Almost every design process begins with looking at the inputs of what will create something. What is the context? For who is it being made? Who will be the audience? Etc, etc.

Rarely, however, do designers actively consider the context beyond the design itself. In this article, I would like to discuss the large cultural impact of design – diffused across the work of thousands of designers.

In my opinion, one of the things that makes design different than art is the prompt from a client. Design is created for something. To fulfill a very specific need based on a specific context that is defined by and through the client. The end product then, is a reflection of those client needs, context, and concept. If the design is does well, the client and design shake hands and the process continues.

However, in this relationship, there is a third dynamic occurring which is not being considered. I will frame this context using a term I coined to describe this: Total Aesthetics.
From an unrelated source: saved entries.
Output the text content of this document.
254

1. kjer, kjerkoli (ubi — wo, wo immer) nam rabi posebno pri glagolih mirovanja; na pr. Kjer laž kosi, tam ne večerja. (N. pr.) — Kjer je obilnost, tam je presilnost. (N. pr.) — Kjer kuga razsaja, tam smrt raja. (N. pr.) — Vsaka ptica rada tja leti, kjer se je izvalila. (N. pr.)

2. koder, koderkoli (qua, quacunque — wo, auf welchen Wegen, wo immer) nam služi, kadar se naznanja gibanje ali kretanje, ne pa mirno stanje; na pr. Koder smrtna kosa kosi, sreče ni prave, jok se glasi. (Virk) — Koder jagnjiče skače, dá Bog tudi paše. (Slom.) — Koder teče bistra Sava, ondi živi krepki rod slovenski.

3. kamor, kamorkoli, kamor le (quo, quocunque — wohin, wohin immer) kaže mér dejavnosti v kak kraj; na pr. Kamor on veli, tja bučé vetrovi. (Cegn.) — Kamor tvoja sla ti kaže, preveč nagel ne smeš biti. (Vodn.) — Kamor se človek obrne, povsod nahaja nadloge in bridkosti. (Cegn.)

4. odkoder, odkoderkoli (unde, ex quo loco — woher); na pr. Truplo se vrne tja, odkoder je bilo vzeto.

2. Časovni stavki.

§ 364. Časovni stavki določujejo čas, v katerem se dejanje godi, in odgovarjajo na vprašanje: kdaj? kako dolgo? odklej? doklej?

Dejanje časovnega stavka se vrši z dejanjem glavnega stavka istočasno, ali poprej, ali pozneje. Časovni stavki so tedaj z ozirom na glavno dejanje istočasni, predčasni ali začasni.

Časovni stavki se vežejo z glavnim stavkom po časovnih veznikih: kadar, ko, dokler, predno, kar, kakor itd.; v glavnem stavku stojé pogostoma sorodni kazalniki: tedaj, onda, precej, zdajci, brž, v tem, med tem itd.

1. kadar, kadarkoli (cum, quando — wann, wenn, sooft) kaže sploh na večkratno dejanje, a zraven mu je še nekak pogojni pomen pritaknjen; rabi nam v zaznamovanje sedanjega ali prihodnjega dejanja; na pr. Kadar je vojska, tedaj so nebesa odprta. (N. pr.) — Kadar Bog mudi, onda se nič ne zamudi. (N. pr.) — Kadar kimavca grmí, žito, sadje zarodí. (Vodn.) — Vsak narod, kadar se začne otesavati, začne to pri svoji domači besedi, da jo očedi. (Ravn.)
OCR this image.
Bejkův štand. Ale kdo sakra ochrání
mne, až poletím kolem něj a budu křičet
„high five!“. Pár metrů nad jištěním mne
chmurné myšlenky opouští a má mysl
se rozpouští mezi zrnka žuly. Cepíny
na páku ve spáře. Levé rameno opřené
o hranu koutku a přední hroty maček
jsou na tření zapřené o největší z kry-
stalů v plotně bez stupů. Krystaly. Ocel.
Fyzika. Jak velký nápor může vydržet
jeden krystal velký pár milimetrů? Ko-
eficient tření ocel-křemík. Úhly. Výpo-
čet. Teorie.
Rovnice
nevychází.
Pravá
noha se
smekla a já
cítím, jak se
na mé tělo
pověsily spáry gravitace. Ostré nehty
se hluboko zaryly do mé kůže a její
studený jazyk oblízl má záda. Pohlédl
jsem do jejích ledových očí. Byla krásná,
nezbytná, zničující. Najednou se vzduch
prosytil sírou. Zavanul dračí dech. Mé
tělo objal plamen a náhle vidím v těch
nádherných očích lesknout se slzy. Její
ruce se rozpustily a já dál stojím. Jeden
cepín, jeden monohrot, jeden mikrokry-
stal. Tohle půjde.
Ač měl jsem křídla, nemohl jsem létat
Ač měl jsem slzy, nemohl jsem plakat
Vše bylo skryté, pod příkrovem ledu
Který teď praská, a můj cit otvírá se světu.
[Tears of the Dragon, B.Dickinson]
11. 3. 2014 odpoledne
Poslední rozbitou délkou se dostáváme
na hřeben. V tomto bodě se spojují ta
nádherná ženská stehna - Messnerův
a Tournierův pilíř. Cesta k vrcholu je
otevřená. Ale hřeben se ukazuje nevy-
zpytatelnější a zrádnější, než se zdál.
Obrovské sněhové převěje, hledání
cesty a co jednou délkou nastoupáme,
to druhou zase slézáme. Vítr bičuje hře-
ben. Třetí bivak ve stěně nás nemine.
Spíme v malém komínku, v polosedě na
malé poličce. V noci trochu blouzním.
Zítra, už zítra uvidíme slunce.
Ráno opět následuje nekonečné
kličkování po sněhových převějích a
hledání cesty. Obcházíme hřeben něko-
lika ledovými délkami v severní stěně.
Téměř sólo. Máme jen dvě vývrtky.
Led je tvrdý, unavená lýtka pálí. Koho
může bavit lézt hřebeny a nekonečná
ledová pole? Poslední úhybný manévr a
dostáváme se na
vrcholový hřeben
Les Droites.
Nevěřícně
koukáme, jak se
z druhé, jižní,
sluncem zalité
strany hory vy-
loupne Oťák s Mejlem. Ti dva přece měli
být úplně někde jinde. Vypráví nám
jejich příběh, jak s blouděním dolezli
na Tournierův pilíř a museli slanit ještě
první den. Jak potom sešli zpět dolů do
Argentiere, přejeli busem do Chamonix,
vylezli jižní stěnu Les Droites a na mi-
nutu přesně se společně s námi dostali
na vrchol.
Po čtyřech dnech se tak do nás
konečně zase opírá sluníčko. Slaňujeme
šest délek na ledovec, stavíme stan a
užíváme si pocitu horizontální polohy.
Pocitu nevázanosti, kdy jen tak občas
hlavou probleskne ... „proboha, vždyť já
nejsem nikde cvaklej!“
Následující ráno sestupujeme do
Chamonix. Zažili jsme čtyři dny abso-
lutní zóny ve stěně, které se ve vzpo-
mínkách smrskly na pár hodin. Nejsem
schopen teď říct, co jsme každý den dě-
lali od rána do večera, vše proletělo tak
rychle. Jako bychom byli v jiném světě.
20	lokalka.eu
In our modern era, we are living in spaces that are entirely designed. We spend hours in houses, offices, cars, and looking at screens all of which have been crafted by designers. We have to see this in opposition to life in a pre-modern era where most humans lived in rural areas and had large scale interaction with nature. Houses or products that were built were most often sourced from the local environment, and although some individuals may have possessed products from artisans, the vast majority nevertheless lived their lives with their physical conditions largely formed from nature.

In this light, the context of our designed world and the scale of our designed world is even more evident. From this we can also shift to the meaning of Total Aesthetics. Total Aesthetics is the entire collection of the aesthetic influences that an individual encounters on a daily basis.

In this day and age most people live in a total aesthetic environment that is majority shaped by human design. Which begs the question, what is the affect of this on the human soul and psyche?

This question is one that will be continued to explored in multiple articles in this blog. But in this case, to bring it back to the top. This question is the third relationship existing beyond client and designer.

Both client and designer are making a contribution to the total aesthetics of our modern society. When designing something, designers should ask: what am I contributing aesthetically? And how will this affect the public at large?